Hundreds of millions of consumers are affected by so-called forced arbitration clauses that allow companies to compel customers to submit disputes about alleged wrongdoing to binding decisions made by private individuals. The clauses do not preclude individual small-claims court actions. But they usually block other kinds of lawsuits including class actions.
"No matter how many consumers are injured by the same conduct, consumers must proceed to resolve their claims individually against the company," the CFPB said in explaining its reasoning for the new rules.
Class actions let "companies know they can be called to account for their misconduct," the bureau said. So "they are less likely to engage in unlawful practices that can harm consumers."
CFPB bureau is accepting comments on the newly proposed rule, which would affect several Minnesota financial services companies. TCF Bank, Ameriprise Financial, and U.S. Bancorp offered no comment on the new rules.
The Financial Services Roundtable, a national trade group run by former Minnesota Gov. Tim Pawlenty, includes Ameriprise and U.S. Bancorp. The trade group opposes restrictions on arbitration.
"If done well, arbitration provides a quick and efficient way for customers to resolve disputes with financial companies and a potential new rule by the Consumer Financial Protection Bureau could push arbitration to the back of the line of dispute resolution options available to consumers," the roundtable said in an October 2015 news release.
The American Bankers Association added its criticism Thursday, it's president saying "consumers will get less and pay more if the CFPB's proposal to sideline arbitration and promote class actions is ultimately adopted."
U.S. Sen. Al Franken, who has criticized forced arbitration as anti-consumer and battled for changes in federal policy, welcomed the newly proposed rule.

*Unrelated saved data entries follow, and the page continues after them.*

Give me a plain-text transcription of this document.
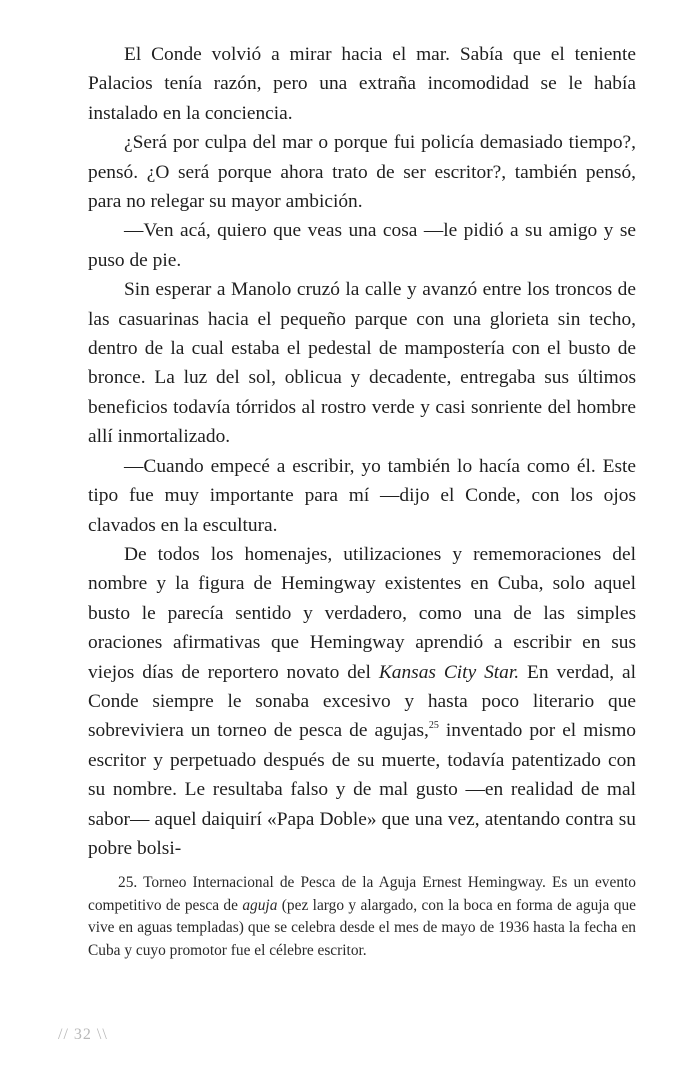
El Conde volvió a mirar hacia el mar. Sabía que el teniente Palacios tenía razón, pero una extraña incomodidad se le había instalado en la conciencia.

¿Será por culpa del mar o porque fui policía demasiado tiempo?, pensó. ¿O será porque ahora trato de ser escritor?, también pensó, para no relegar su mayor ambición.

—Ven acá, quiero que veas una cosa —le pidió a su amigo y se puso de pie.

Sin esperar a Manolo cruzó la calle y avanzó entre los troncos de las casuarinas hacia el pequeño parque con una glorieta sin techo, dentro de la cual estaba el pedestal de mampostería con el busto de bronce. La luz del sol, oblicua y decadente, entregaba sus últimos beneficios todavía tórridos al rostro verde y casi sonriente del hombre allí inmortalizado.

—Cuando empecé a escribir, yo también lo hacía como él. Este tipo fue muy importante para mí —dijo el Conde, con los ojos clavados en la escultura.

De todos los homenajes, utilizaciones y rememoraciones del nombre y la figura de Hemingway existentes en Cuba, solo aquel busto le parecía sentido y verdadero, como una de las simples oraciones afirmativas que Hemingway aprendió a escribir en sus viejos días de reportero novato del Kansas City Star. En verdad, al Conde siempre le sonaba excesivo y hasta poco literario que sobreviviera un torneo de pesca de agujas,$^{25}$ inventado por el mismo escritor y perpetuado después de su muerte, todavía patentizado con su nombre. Le resultaba falso y de mal gusto —en realidad de mal sabor— aquel daiquirí «Papa Doble» que una vez, atentando contra su pobre bolsi-

25. Torneo Internacional de Pesca de la Aguja Ernest Hemingway. Es un evento competitivo de pesca de aguja (pez largo y alargado, con la boca en forma de aguja que vive en aguas templadas) que se celebra desde el mes de mayo de 1936 hasta la fecha en Cuba y cuyo promotor fue el célebre escritor.

// 32 \\
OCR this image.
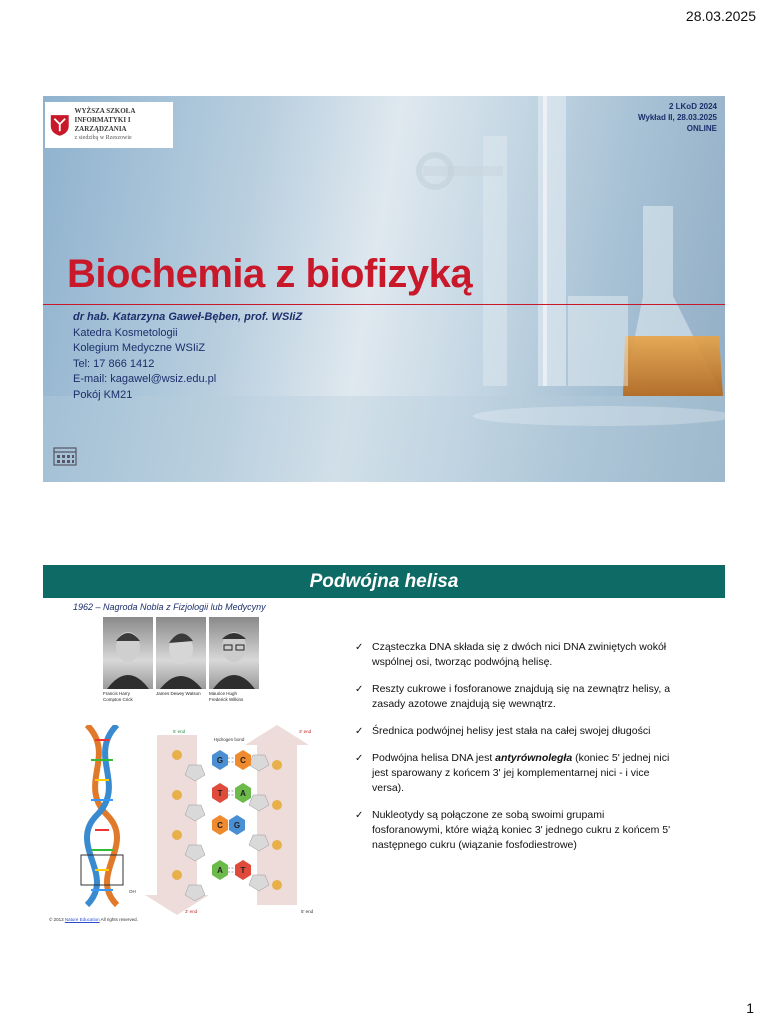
28.03.2025
WYŻSZA SZKOŁA
INFORMATYKI I ZARZĄDZANIA
z siedzibą w Rzeszowie
2 LKoD 2024
Wykład II, 28.03.2025
ONLINE
Biochemia z biofizyką
dr hab. Katarzyna Gaweł-Bęben, prof. WSIiZ
Katedra Kosmetologii
Kolegium Medyczne WSIiZ
Tel: 17 866 1412
E-mail: kagawel@wsiz.edu.pl
Pokój KM21
Podwójna helisa
1962 – Nagroda Nobla z Fizjologii lub Medycyny
Francis Harry
Compton Crick
James Dewey Watson	Maurice Hugh
Frederick Wilkins
G
T
C
A
C
A
G
T
Hydrogen bond
5' end	3' end
3' end	5' end
OH
© 2013 Nature Education All rights reserved.
✓ Cząsteczka DNA składa się z dwóch nici DNA zwiniętych wokół wspólnej osi, tworząc podwójną helisę.
✓ Reszty cukrowe i fosforanowe znajdują się na zewnątrz helisy, a zasady azotowe znajdują się wewnątrz.
✓ Średnica podwójnej helisy jest stała na całej swojej długości
✓ Podwójna helisa DNA jest antyrównoległa (koniec 5' jednej nici jest sparowany z końcem 3' jej komplementarnej nici - i vice versa).
✓ Nukleotydy są połączone ze sobą swoimi grupami fosforanowymi, które wiążą koniec 3' jednego cukru z końcem 5' następnego cukru (wiązanie fosfodiestrowe)
1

"Corporate America often exploits forced arbitration to stack the deck against ordinary Americans," Franken said in an e-mail to the Star Tribune. "By stripping away people's access to the courts, these little clauses have huge legal implications for each and every Minnesotan. And they're buried in everything from nursing home contracts to employment agreements and private student loans. I believe that all Americans have a fundamental right to seek justice when they've been wronged, and that's why we need to limit the unfair practice of forced arbitration."